Tusk oburzył się na Trzecią Drogę i „oczekuje wyjaśnień” od ministerki z Polski 2050. W sprawie aborcji wreszcie się obudził? Może w kwestii lasów? Albo płac?
Ależ skąd. Uruchomił się w kwestii kredytu 0 procent, zwanego „dopłatami do deweloperów”.
Jak wiadomo, przeciw są ruchy społeczne, a zwłaszcza lokatorski, specjaliści z zakresu budownictwa mieszkaniowego, a także parlamentarna Lewica i ostatnio także Polska 2050.
W związku z tą ewolucją poglądów w zeszłym tygodniu ministerka funduszy i polityki regionalnej z Polski 2050 Katarzyna Pełczyńska napisała na eX Twitterze, że „w budżecie jest okrągłe 0 zł na kredyt 0 proc.”.
Na to wściekły Tusk zagrzmiał na konferencji prasowej: – Będę oczekiwał wyjaśnień, dlaczego w sposób bardzo nieprecyzyjny zinterpretowała naszą decyzję, w której uczestniczyła, a decyzja była jasna dla wszystkich – mówił premier. – To była decyzja o tym, że mamy w rezerwie miliardy złotych na mieszkalnictwo i budownictwo i w zależności od tego, który z projektów zyska większość głosów, tam te pieniądze zostaną przekazane – stwierdził.
– Jeśli chodzi o prace nad kredytem 0 proc., to są one najbardziej zaawansowane i są już procedowane w ramach rządu. W tym sensie jest dokładnie odwrotnie. Są środki na różne formy wsparcia mieszkalnictwa, w tym na kredyt 0 proc. – dodał.
Tak więc widzicie, te „miliardy”, które miały iść na mieszkalnictwo, są przez PO interpretowane bardzo szeroko. W końcu deweloperka też zajmuje się mieszkalnictwem. A że komercyjnym, to co z tego? Co to za czepianie się detali, co?
Wódz, jak widać, potrafi pogrozić palcem koalicjantom, ale akurat nie w tych sprawach, w których powinien z perspektywy zwykłych ludzi. Czy mnie to zaskakuje? Oczywiście, że nie.
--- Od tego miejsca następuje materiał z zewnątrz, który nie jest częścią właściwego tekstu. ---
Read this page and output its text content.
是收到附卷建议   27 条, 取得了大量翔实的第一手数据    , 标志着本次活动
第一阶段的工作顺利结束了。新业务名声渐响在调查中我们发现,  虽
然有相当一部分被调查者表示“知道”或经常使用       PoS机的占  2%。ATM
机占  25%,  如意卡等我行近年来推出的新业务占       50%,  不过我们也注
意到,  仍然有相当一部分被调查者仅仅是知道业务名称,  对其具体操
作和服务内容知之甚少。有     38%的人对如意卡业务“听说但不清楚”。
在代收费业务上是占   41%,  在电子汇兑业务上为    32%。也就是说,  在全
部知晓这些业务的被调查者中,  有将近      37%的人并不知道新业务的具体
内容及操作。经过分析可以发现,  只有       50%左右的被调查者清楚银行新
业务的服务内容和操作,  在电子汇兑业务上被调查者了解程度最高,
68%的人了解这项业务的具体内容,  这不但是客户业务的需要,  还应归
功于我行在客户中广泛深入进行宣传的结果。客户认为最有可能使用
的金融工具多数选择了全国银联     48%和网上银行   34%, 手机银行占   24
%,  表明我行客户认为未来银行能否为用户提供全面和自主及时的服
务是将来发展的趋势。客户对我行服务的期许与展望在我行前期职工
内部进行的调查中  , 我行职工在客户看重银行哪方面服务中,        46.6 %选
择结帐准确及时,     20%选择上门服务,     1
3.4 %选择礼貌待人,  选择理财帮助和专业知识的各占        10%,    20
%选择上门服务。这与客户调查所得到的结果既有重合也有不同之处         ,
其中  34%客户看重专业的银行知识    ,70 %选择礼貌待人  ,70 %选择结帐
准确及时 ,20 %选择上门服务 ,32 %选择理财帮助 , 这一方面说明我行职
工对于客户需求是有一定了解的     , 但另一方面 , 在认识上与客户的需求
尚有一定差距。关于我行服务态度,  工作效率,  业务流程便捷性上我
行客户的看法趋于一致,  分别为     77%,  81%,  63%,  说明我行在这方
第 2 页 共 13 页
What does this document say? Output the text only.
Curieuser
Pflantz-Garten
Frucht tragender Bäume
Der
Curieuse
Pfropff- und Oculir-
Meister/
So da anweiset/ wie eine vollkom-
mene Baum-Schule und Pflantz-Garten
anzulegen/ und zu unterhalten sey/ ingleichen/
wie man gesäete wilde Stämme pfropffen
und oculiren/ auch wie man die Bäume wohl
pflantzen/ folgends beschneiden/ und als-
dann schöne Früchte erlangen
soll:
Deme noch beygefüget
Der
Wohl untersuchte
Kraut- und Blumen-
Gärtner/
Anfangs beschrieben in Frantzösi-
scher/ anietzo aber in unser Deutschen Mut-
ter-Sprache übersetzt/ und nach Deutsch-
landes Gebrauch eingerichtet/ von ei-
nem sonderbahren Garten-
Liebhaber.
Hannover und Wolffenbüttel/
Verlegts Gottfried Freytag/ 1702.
Arogancki, konserwatywno-liberalny typ, którym zawsze był, jest i będzie, stojący na czele rządu uważa, że w zasadzie może robić, co chce i pluć nawet własnym wyborcom i wyborczyniom w twarz. W każdej istotnej sprawie się ślimaczy i okazuje bezradność, ale jeśli chodzi o interesy wąskiej grupy biznesowej, to nagle potrafi energicznie działać.
Niech tak nie cwaniakuje. Jemu się zdaje, że jak zaora PiS jako partię, to nagle wyparuje mu cała konkurencja polityczna i PO będzie rządziła wiecznie. Polityka zaś nie znosi próżni i co innego tę lukę wypełni.